Research shows that chanting, drumming or dancing together has a unifying effect on people. One study investigated the relationship between interpersonal synchrony created through drumming and prosocial behavior. In the experiment, 18 female volunteers (ranging from 19 to 30 years old) with no formal musical training performed a task of accurately playing the rhythm they were taught. Participants were told that two experimenters would take turns drumming with them one at a time. One of the co-drumming experimenters was in synchrony with the participants’ rhythm and the other was not.

Following the drumming session, participants were given the opportunity to help an experimenter pick up pencils she “accidentally” dropped in front of them. Researchers found that participants collected more pencils when the experimenter had been a synchronous drum partner compared with when the experimenter had been an asynchronous drum partner.

Another study points to the association between music and its beneficial effects. Researchers found that performing music (such as drumming, singing, and dancing) when compared to listening to music alone resulted in performers having higher pain thresholds and greater levels of positive emotion.

Finally, music was found to be a source of awe among a large sample of study participants from two distinct cultural backgrounds (the United States and China) who were asked to identify feelings for each of 2,168 music samples.

Why Does It Matter?

Rhythm in music has the power to bring people together, helping to increase prosocial behavior and a sense of community.

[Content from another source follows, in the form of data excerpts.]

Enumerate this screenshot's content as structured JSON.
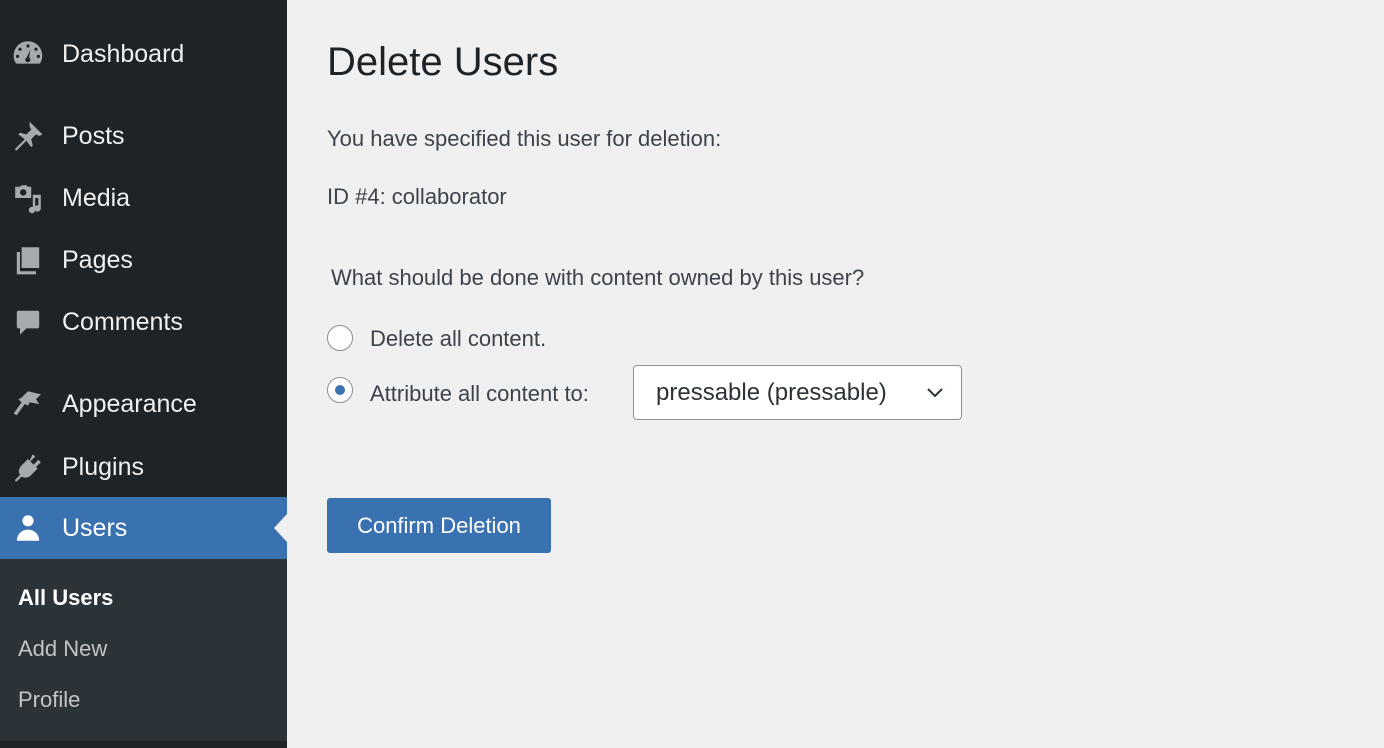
{
  "sidebar": {
    "items": [
      {
        "label": "Dashboard",
        "icon": "dashboard-icon"
      },
      {
        "label": "Posts",
        "icon": "pin-icon"
      },
      {
        "label": "Media",
        "icon": "media-icon"
      },
      {
        "label": "Pages",
        "icon": "pages-icon"
      },
      {
        "label": "Comments",
        "icon": "comment-icon"
      },
      {
        "label": "Appearance",
        "icon": "paintbrush-icon"
      },
      {
        "label": "Plugins",
        "icon": "plug-icon"
      },
      {
        "label": "Users",
        "icon": "user-icon",
        "active": true
      }
    ],
    "submenu": [
      {
        "label": "All Users",
        "current": true
      },
      {
        "label": "Add New"
      },
      {
        "label": "Profile"
      }
    ]
  },
  "main": {
    "title": "Delete Users",
    "intro": "You have specified this user for deletion:",
    "user": "ID #4: collaborator",
    "question": "What should be done with content owned by this user?",
    "option_delete": "Delete all content.",
    "option_attribute": "Attribute all content to:",
    "selected_option": "attribute",
    "attribute_select_value": "pressable (pressable)",
    "confirm_button": "Confirm Deletion"
  },
  "colors": {
    "accent": "#3a72b1",
    "sidebar_bg": "#1d2327",
    "submenu_bg": "#2c3338",
    "page_bg": "#f0f0f1"
  }
}
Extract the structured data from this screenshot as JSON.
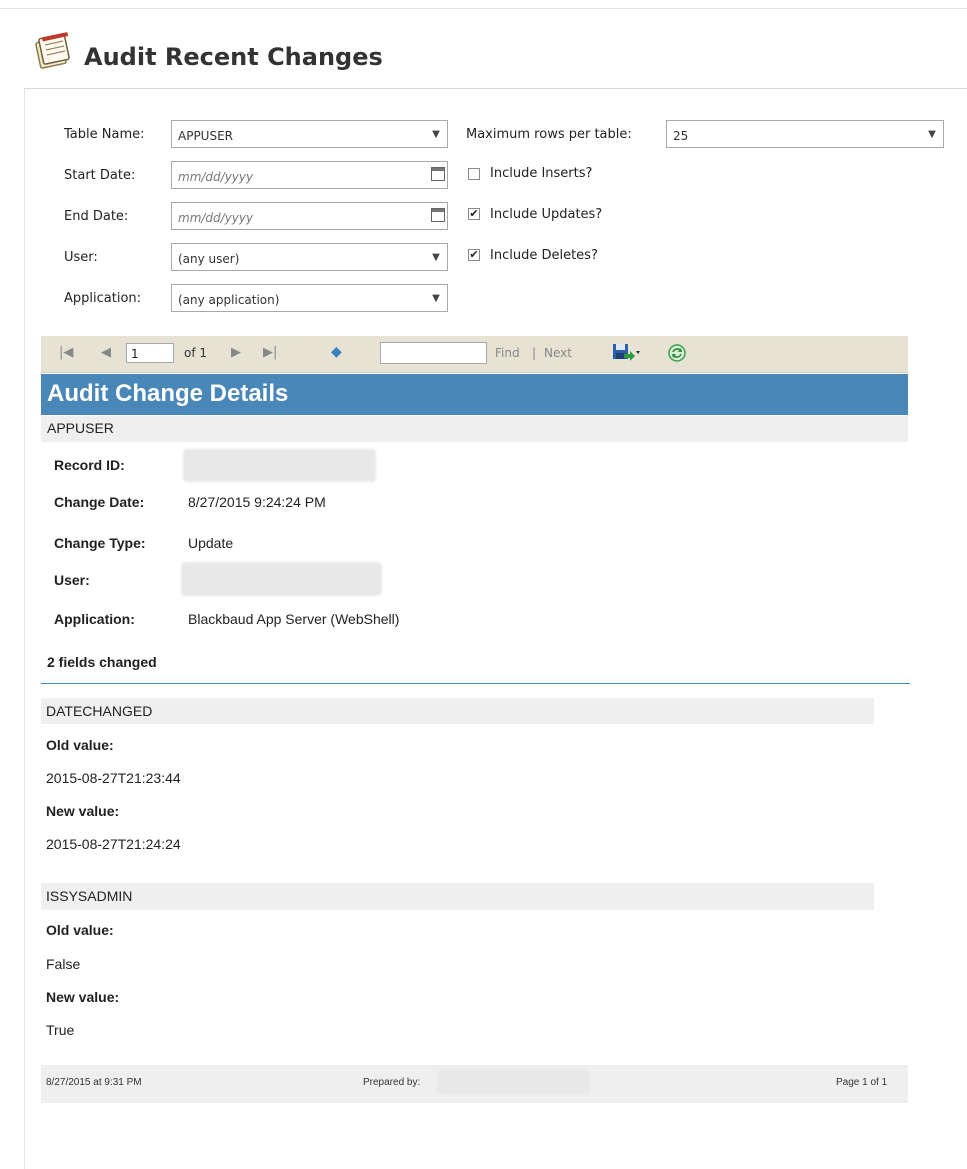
{
  "title": "Audit Recent Changes",
  "form": {
    "table_name_label": "Table Name:",
    "table_name_value": "APPUSER",
    "start_date_label": "Start Date:",
    "start_date_placeholder": "mm/dd/yyyy",
    "end_date_label": "End Date:",
    "end_date_placeholder": "mm/dd/yyyy",
    "user_label": "User:",
    "user_value": "(any user)",
    "application_label": "Application:",
    "application_value": "(any application)",
    "max_rows_label": "Maximum rows per table:",
    "max_rows_value": "25",
    "include_inserts_label": "Include Inserts?",
    "include_inserts_checked": false,
    "include_updates_label": "Include Updates?",
    "include_updates_checked": true,
    "include_deletes_label": "Include Deletes?",
    "include_deletes_checked": true
  },
  "toolbar": {
    "page_value": "1",
    "page_of": "of 1",
    "find_label": "Find",
    "separator": "|",
    "next_label": "Next"
  },
  "report": {
    "header": "Audit Change Details",
    "table_name": "APPUSER",
    "record_id_label": "Record ID:",
    "change_date_label": "Change Date:",
    "change_date_value": "8/27/2015 9:24:24 PM",
    "change_type_label": "Change Type:",
    "change_type_value": "Update",
    "user_label": "User:",
    "application_label": "Application:",
    "application_value": "Blackbaud App Server (WebShell)",
    "fields_changed": "2 fields changed",
    "fields": [
      {
        "name": "DATECHANGED",
        "old_label": "Old value:",
        "old_value": "2015-08-27T21:23:44",
        "new_label": "New value:",
        "new_value": "2015-08-27T21:24:24"
      },
      {
        "name": "ISSYSADMIN",
        "old_label": "Old value:",
        "old_value": "False",
        "new_label": "New value:",
        "new_value": "True"
      }
    ]
  },
  "footer": {
    "date": "8/27/2015 at 9:31 PM",
    "prepared_by_label": "Prepared by:",
    "page": "Page 1 of 1"
  }
}
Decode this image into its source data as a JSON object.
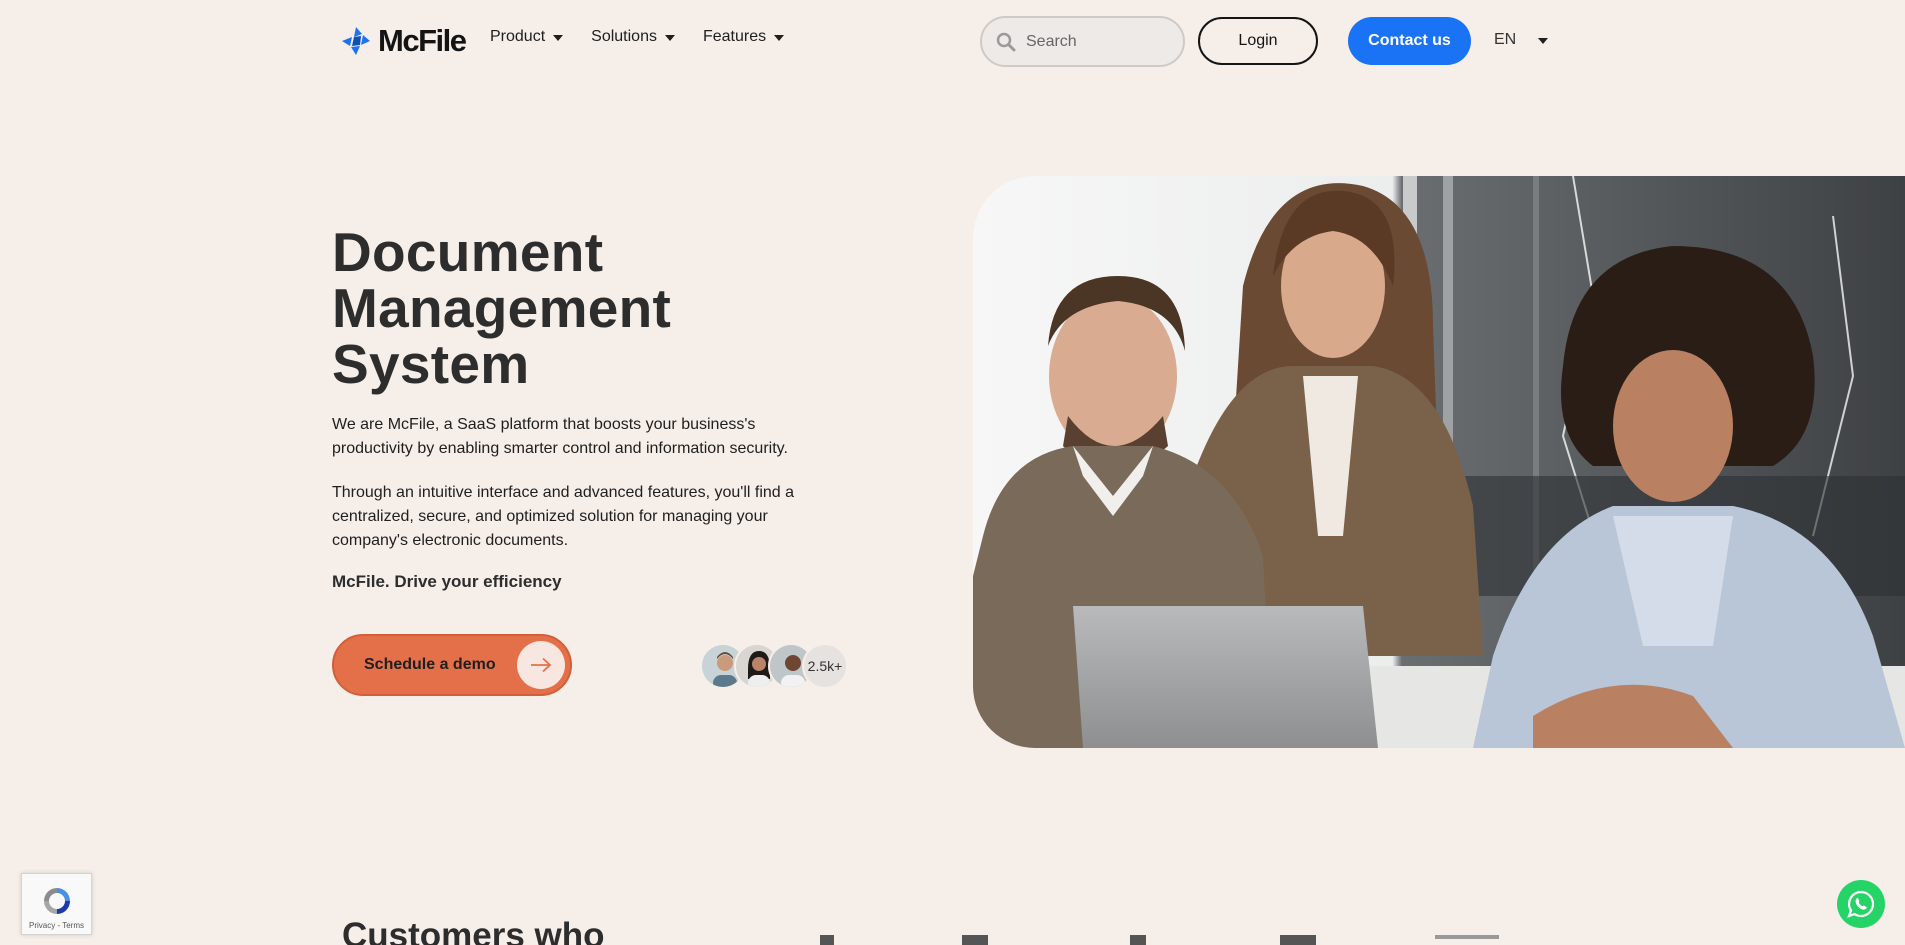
{
  "nav": {
    "logo_text": "McFile",
    "menu": [
      {
        "label": "Product"
      },
      {
        "label": "Solutions"
      },
      {
        "label": "Features"
      }
    ],
    "search_placeholder": "Search",
    "login_label": "Login",
    "contact_label": "Contact us",
    "language": "EN",
    "colors": {
      "brand_blue": "#1a73f5"
    }
  },
  "hero": {
    "title_line1": "Document",
    "title_line2": "Management",
    "title_line3": "System",
    "paragraph1": "We are McFile, a SaaS platform that boosts your business's productivity by enabling smarter control and information security.",
    "paragraph2": "Through an intuitive interface and advanced features, you'll find a centralized, secure, and optimized solution for managing your company's electronic documents.",
    "tagline": "McFile. Drive your efficiency",
    "cta_label": "Schedule a demo",
    "users_count": "2.5k+",
    "colors": {
      "cta": "#e4704a"
    }
  },
  "customers": {
    "title": "Customers who"
  },
  "widgets": {
    "recaptcha_links": "Privacy - Terms",
    "whatsapp": "whatsapp-icon"
  }
}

When young people listen to music with their peers, a sense of belonging and connection is higher among peer groups—a significant contributor to students’ academic achievement and resilience.

Listening to or creating music with students may lead to a more empathetic and cooperative classroom environment. For example, a group of primary-school-aged children exposed to musical games one hour a week during an academic year significantly increased their empathy scores. Thus, the more we bring music into the classroom, the greater opportunities we have to cultivate empathy and nurture cooperative engagement, helping to enrich the learning experience of all students.

“Music is an all-embracing, universal language. Music has a unifying effect on the peoples of the world, because they all understand and love it. In music they find common meeting ground. And when they find themselves enjoying and loving the same music, they find themselves loving one another… Music has a great role to play in establishing the brotherhood of man.”